There’s a new order in the Big 12. Well, sort of.
OU, of course, remains very securely at the top, running the table after dropping that October grudge match to Texas by three in the Cotton Bowl and winning its seventh consecutive game. What else is new? The Boomers have won 34 of their last 36 games against Big 12 teams, losing to Iowa State last year and to Texas in October. Sheer dominance.
While OU has 12 Big 12 titles, Texas is second with three. A distant second.
But, the Longhorns have closed the gap significantly.
They won the first matchup and were in control for most of the first half in this re-do. In fact, the two teams were deadlocked at 27-27 entering the fourth quarter.
That’s when big-time teams make big-time plays, and OU made almost all of them.
Just when it appeared Texas linebacker Gary Johnson made the play of the game by chasing down OU receiver CeeDee Lamb at the end of a 54-yard catch-and-run and poking out the ball for a fumble recovered by the Horns, just as quickly, the Sooners returned the favor when Tre Brown came on a rare corner blitz and decked UT quarterback Sam Ehlinger for a game-altering safety.
Following the ensuing kickoff, OU marched 75 yards, and Sooners tight end Grant Calcaterra with a one-handed grab cradled his second touchdown pass of the day for the eventual margin.
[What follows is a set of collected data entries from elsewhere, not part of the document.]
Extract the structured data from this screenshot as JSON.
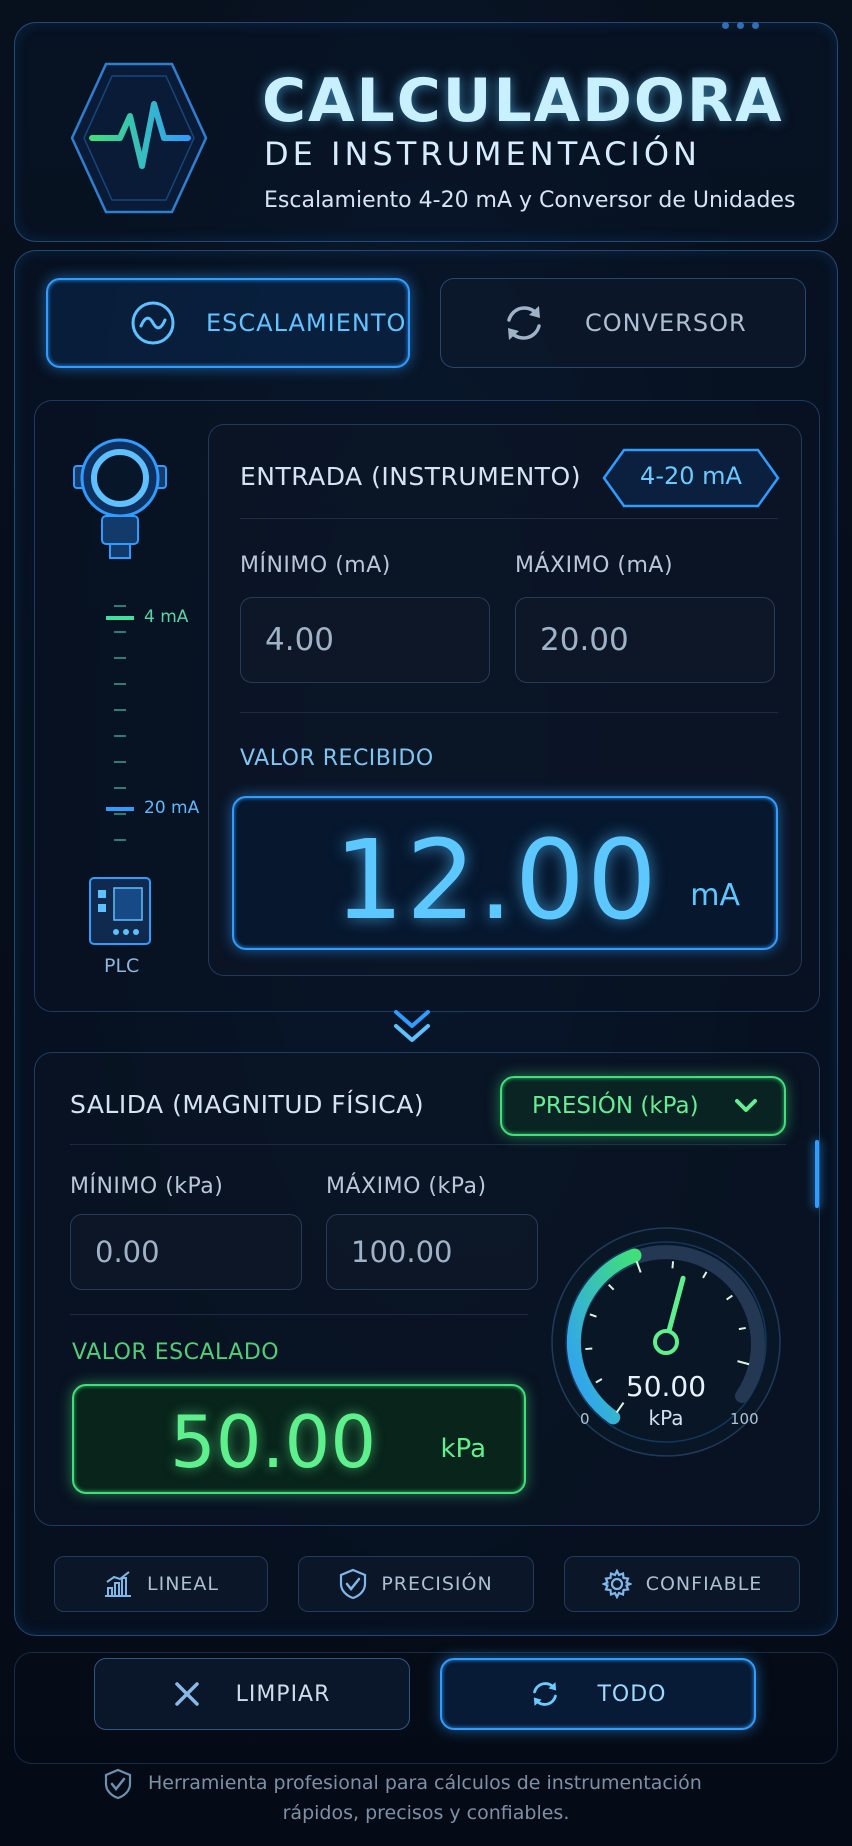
{
  "header": {
    "title": "CALCULADORA",
    "subtitle": "DE INSTRUMENTACIÓN",
    "tagline": "Escalamiento 4-20 mA y Conversor de Unidades"
  },
  "tabs": [
    {
      "label": "ESCALAMIENTO",
      "active": true,
      "icon": "wave-circle-icon"
    },
    {
      "label": "CONVERSOR",
      "active": false,
      "icon": "refresh-arrows-icon"
    }
  ],
  "input": {
    "title": "ENTRADA (INSTRUMENTO)",
    "badge": "4-20 mA",
    "min_label": "MÍNIMO (mA)",
    "min_value": "4.00",
    "max_label": "MÁXIMO (mA)",
    "max_value": "20.00",
    "received_label": "VALOR RECIBIDO",
    "received_value": "12.00",
    "received_unit": "mA"
  },
  "loop": {
    "tick_top": "4 mA",
    "tick_bottom": "20 mA",
    "plc_label": "PLC"
  },
  "output": {
    "title": "SALIDA (MAGNITUD FÍSICA)",
    "magnitude_select": "PRESIÓN (kPa)",
    "min_label": "MÍNIMO (kPa)",
    "min_value": "0.00",
    "max_label": "MÁXIMO (kPa)",
    "max_value": "100.00",
    "scaled_label": "VALOR ESCALADO",
    "scaled_value": "50.00",
    "scaled_unit": "kPa"
  },
  "gauge": {
    "value": "50.00",
    "unit": "kPa",
    "min": "0",
    "max": "100",
    "fraction": 0.5
  },
  "features": [
    {
      "label": "LINEAL",
      "icon": "bar-chart-icon"
    },
    {
      "label": "PRECISIÓN",
      "icon": "shield-check-icon"
    },
    {
      "label": "CONFIABLE",
      "icon": "gear-icon"
    }
  ],
  "actions": {
    "clear_label": "LIMPIAR",
    "all_label": "TODO"
  },
  "footer": {
    "line1": "Herramienta profesional para cálculos de instrumentación",
    "line2": "rápidos, precisos y confiables."
  },
  "colors": {
    "accent_blue": "#2f9cff",
    "accent_green": "#3fe07a",
    "background": "#060d18"
  }
}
All that remained were more Texas penalties, OU players racing around the field with their Horns Down, Murray carrying the oversized OU banner and a whole lot of angst from the Longhorns locker room.
It won’t settle in for a while, but Texas should take a lot of solace in finishing second to an OU team that belongs in the Final Four. A 9-4 season represents king-sized progress for a program that’s been dead in the water for almost a decade.
Texas has the makings of a solid Big 12 frontrunner next season behind a magical quarterback, outstanding junior receivers like Collin Johnson — who put on a record-breaking show with 177 yards — and Lil’Jordan Humphrey if they come back, plus a well-stocked secondary enhanced by junior safety Brandon Jones’ announcement that he will return to school. Asked if he’s returning, Humphrey said, “We’ll see.”
But on this day, they weren’t enough.
“I realize we’re the kings of close ball games,” Herman said.
And they’ve won more than they’ve lost.
OU was better. Texas was good but undisciplined in the penalty department and unsettled on defense with a three-man front and poorly timed blitzes that were both unproductive. And 27 points rarely get you a Big 12 win.
“That was a helluva football game,” Big 12 commissioner Bob Bowlsby said. “One for the ages. I think Tom Herman did a great job with his staff and team. Nine wins, that’s a lot of wins.”
But Texas needed a 10th to be able to preach that it has truly arrived. It hasn’t, but it knows the way.